ABF Freight System, the nation’s sixth-largest less-than-truckload (LTL) carrier, and a subsidiary of Arkansas Best Corporation, said it plans to begin negotiations on a new collective bargaining agreement with the Teamsters National Freight Industry Negotiating Committee, the negotiating unit of the International Brotherhood of Teamsters, on December 18.
This development follows a September announcement by ABF, when it announced plans to negotiate its next contract separately on behalf of its roughly 7,800 United States-based Teamsters employees, which includes road drivers, city drivers, dockworkers, mechanics, and clerical personnel.
In September, ABF informed the Teamsters it was pulling out of the National Master Freight Agreement, which expires on March 31, and negotiate a separate contract.
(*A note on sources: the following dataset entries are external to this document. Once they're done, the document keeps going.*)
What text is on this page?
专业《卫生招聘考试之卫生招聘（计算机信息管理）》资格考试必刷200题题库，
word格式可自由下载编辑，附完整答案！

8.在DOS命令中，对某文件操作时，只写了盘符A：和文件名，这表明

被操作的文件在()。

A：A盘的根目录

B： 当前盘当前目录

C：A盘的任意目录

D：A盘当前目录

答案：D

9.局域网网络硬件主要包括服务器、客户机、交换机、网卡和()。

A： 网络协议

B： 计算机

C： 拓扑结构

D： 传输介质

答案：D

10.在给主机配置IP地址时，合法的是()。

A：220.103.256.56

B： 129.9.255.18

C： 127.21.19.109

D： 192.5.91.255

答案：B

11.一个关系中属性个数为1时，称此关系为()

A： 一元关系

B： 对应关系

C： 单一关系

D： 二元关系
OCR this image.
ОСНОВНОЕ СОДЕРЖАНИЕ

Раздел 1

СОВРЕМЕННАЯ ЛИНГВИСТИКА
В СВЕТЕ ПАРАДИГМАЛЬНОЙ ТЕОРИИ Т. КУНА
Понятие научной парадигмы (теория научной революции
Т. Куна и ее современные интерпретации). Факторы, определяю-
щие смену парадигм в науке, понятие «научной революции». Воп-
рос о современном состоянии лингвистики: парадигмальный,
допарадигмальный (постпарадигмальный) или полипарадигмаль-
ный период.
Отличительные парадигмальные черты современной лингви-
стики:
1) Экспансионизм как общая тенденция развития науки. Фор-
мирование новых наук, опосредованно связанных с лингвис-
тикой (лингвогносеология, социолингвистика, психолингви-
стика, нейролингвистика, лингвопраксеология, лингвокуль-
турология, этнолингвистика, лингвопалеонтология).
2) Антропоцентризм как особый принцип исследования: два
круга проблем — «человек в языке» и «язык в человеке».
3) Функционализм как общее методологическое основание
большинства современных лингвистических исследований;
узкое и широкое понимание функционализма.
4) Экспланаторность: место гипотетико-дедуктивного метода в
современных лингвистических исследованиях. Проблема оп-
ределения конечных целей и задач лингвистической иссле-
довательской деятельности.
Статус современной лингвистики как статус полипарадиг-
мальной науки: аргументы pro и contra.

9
As previously reported by LM, for ABF shippers, this could mean a break in rates if the carrier can reduce its labor costs which analysts say are the highest in the industry.
In pulling out of the NMFA, a collective bargaining strategy that once covered as many as 600 trucking companies and 500,000 Teamsters back in the regulated era of the 1960s and 70s, ABF is leaving YRC Worldwide as the only carrier of significant size in the agreement.
“We look forward to working together with TNFINC to create an agreement for our future that allows ABF to be more competitive,” said Roy Slagle, ABF president and chief executive officer, in a statement. “Our goal is to reach an agreement that enables us to better compete in a rapidly changing freight transportation market on behalf of our customers, our employees and our shareholders.”
Stifel Nicolaus analyst David Ross explained in a September research note that the key to ABF’s success is more about its ability to win concessions from the Teamsters than it is about freight volume. Ross said ABF has a “significant upside” if it is able to negotiate a more favorable contract with the Teamsters union, which he says has “severely wounded” ABF in the past few years.
ABF has the highest labor costs in the industry, Ross said. Labor accounts for about 60 percent of ABF’s total costs, higher than any competitor. Plus, the so-so economy has hurt the company, ABF officials say.
“Definitely the overall economy is one of the biggest market drivers affecting the industry,” Jim Keenan, ABF vice president of sales and market, told LM recently. “LTL companies are just now healing from the wounds inflicted during the great recession, and economic projections for the near term appear less than stellar.”
ABF had a 5.5 percent LTL market share in 2004, but that has shrunk to below 4 percent. “Unless multiemployer pension plan contributions are brought under control, ABF will continue to lose market share,” ABF President and CEO Judy McReynolds told the House Committee on Education and Workforce this summer.
Stock analysts and LTL competitors have long agreed that ABF is operating at a competitive disadvantage in the market place. Doug Stotlar, president and CEO of $5.4 billion Con-way Inc., a major rival in the LTL sector, recently told LM that ABF “had a case” to go it alone in its negotiations with the Teamsters.
Stotlar called ABF “the most disadvantaged company in our industry,” adding it has all the costs of a unionized carrier, without the concessions to operating efficiently in the market place.
“They are getting bludgeoned,” Stotlar told LM. “They have a legitimate beef with the Teamsters.”